Photography with a flatbed scanner

Faltbed scanners, even cheap ones, have ample capacity to make useable scans of large objects. When I say large, I mean anything that is significantly bigger than small detail in a frame of 35mm film.

Some say we may have reached the limit of quality for consumer-grade flatbed scanners, with the appearance of such models as the Epson V700 or V750 or the Canon 9950F. For detailed reviews of what they are capable of, take a look at photo-i which is a very good site.

While those scanners might be able to resolve the details in frame of 35mm film adequately, you would think that an old Epson 1660 flatbed scanner would not be up to the job. And of course that is correct up to a point. But here is a scan from an Epson 1660 that I bought a couple of years ago secondhand for a few dollars. I downloaded the driver from the Epson site and cleaned the glass with window cleaner, and scanned this old photograph.

Japan

The next shot is small crop of a significantly larger object – a clump of dried grass, scanned at 500dpi and 48bit colour.

grass

So next time you want a change, and want to put away the camera, try a flatbed scanner for anything that doesn’t move and is flat enough to be considered more or less two dimensional.

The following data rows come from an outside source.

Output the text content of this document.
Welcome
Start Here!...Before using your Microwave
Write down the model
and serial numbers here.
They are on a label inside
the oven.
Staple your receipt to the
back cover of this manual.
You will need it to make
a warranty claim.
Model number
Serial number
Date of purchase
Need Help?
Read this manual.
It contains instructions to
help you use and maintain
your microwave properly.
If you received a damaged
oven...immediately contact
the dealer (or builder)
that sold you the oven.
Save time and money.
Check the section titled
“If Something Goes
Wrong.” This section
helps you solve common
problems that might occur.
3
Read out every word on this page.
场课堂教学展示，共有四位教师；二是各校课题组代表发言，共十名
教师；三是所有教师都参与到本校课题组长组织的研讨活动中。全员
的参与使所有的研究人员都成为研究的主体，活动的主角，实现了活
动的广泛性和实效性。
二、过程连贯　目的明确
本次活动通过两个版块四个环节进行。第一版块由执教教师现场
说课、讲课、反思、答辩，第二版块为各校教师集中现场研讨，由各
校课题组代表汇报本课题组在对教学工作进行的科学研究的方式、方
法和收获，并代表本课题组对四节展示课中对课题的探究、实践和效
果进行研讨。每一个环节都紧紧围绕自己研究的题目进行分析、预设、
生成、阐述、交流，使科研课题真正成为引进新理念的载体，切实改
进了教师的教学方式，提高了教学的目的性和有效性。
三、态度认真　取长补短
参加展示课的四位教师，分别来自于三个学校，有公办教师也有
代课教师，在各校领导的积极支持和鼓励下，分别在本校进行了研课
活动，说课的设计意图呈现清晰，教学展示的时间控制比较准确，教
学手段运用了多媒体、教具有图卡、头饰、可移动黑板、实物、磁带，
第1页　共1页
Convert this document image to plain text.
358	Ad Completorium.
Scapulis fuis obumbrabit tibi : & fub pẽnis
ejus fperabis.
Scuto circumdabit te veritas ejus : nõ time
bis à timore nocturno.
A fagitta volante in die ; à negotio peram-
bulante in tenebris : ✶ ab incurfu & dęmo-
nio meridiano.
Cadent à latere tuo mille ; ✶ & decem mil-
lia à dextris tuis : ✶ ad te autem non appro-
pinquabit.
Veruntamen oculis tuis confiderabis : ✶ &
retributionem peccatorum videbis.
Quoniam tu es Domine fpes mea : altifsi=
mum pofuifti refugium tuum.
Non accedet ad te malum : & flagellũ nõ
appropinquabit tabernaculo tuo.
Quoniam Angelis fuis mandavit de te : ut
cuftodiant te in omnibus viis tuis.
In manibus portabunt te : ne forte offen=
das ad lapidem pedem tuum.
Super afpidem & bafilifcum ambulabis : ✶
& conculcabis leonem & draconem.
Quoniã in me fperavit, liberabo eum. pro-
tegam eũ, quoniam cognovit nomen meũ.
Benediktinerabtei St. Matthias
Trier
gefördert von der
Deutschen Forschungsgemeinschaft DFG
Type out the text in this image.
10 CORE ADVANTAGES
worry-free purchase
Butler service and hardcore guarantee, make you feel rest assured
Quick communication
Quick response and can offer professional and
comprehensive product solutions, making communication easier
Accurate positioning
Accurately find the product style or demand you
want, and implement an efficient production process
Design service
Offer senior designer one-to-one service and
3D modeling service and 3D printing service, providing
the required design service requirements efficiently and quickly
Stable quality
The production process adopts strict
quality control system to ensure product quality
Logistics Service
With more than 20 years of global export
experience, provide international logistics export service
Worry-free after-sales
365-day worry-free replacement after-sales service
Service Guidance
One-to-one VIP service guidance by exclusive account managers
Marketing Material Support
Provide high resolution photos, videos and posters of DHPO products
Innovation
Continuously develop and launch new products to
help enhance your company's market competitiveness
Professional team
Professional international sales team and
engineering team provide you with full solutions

Lightroom and Photoshop CS3 – some comparisons

I have already posted reasons why I think CS3 is a substantial advance over CS2, but in a nutshell, Adobe Bridge is much quicker and more stable than Bridge in CS2, and the sharpening tools in Camera Raw 4.1 are much better than in previous versions and perhaps better (certainly different) than in Photoshop ‘proper’.

For those not familiar with how Photoshop is bundled; it comprises a Photoshop ‘proper’ module, Camera Raw, and Bridge.

If one is processing RAW images then Photoshop ‘process’ comprises at least two elements – Camera Raw, and Photoshop ‘proper’ – because the image has first to be converted to a Photoshop document (PSD) before it can be further processed in Photoshop ‘proper’.

And if one wants to browse a number of images then the bundle also includes Bridge, which allows one to view large preview jpegs of images of many types, including RAW images.

So what does Lightroom offer?

Well today I found one reason to prefer Lightroom when I wanted to produce a collection of jpegs for the web. Some of the images were jpegs, some were PSDs and some with RAW files.

Lightroon swallowed them all and spat out webpegs in short order. It will also produce high quality jpegs from a variety of source files if you ask it to.

Compare Photoshop where, if the original file is a RAW file, you have to open it and save as whatever format you want – but on a file-by-file basis. There is no batch-process that will cope with RAW files.

Lightroom also offers an additional way of using the tools for adjusting tone and hue/saturation/luminance(HSL). There are sliders as in photoshop, but there is also a Target Adjustment Tool which, once activated, operates by dragging the curser up-down-left-right around the selected area.

If, for example, ‘hue’ is chosen, then as the tool is dragged, the hue changes. It is easier to do (and see the results) than to describe. What the tool does not offer is the ability to isolate the changes to only part of the image. If one chooses to change the hue, then all parts of the image that are a similar hue, are changed.

It is a nice tool but it would be so much better if the chosen area could be set to ‘contiguous’, or selected in some way akin to the marquee tool in photoshop.